Tokoh masyarakat Papua, Ramses Wally, menyayangkan tindakan suporter yang meluapkan emosi dengan cara merusak kursi, pagar, dan sejumlah fasilitas stadion. Menurutnya, Stadion Lukas Enembe merupakan aset kebanggaan masyarakat Papua yang seharusnya dijaga bersama, bukan justru dirusak akibat kekecewaan sesaat.
“Kami sangat kecewa dengan tindakan anarkis yang terjadi. Stadion Lukas Enembe dibangun untuk kebanggaan masyarakat Papua, jadi tidak seharusnya dirusak oleh pendukung tim sendiri,” ujarnya di Jayapura, Jumat (8/5/2026).
Ia menilai tindakan tersebut bertentangan dengan semangat sportivitas dalam sepak bola. Dukungan terhadap Persipura, kata dia, seharusnya diwujudkan melalui sikap dewasa, tertib, dan menghormati aturan pertandingan.
Selain merugikan fasilitas umum, aksi kericuhan tersebut juga dinilai dapat berdampak buruk terhadap citra Persipura serta berpotensi memicu sanksi dari operator kompetisi.

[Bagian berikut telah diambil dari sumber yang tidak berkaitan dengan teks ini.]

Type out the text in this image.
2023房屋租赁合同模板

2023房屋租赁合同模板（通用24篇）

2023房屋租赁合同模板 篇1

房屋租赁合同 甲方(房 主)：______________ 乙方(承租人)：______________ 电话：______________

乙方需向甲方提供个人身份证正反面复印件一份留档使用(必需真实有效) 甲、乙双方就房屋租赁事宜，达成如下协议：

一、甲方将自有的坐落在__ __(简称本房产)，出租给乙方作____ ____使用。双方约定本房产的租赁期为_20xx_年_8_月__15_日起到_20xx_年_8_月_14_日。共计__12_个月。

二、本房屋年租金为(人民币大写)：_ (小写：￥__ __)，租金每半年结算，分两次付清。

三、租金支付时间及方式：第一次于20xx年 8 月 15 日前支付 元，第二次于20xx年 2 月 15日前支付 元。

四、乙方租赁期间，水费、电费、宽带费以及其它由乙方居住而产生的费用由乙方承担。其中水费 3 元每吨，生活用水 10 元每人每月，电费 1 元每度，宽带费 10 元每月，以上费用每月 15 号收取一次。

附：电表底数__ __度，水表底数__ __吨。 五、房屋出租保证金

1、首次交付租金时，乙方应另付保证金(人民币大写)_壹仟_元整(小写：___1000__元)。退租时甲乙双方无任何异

Ramses meminta seluruh suporter untuk melakukan introspeksi dan tidak mengulangi tindakan serupa pada pertandingan berikutnya.
“Kekalahan ataupun kekecewaan dalam pertandingan adalah hal biasa dalam sepak bola. Namun, jangan sampai dilampiaskan dengan tindakan vandalisme dan merusak fasilitas yang menjadi milik bersama,” katanya.
Ia juga mengajak seluruh elemen masyarakat dan suporter untuk kembali menjaga persatuan serta mendukung Persipura dengan cara yang positif demi masa depan sepak bola Papua yang lebih baik.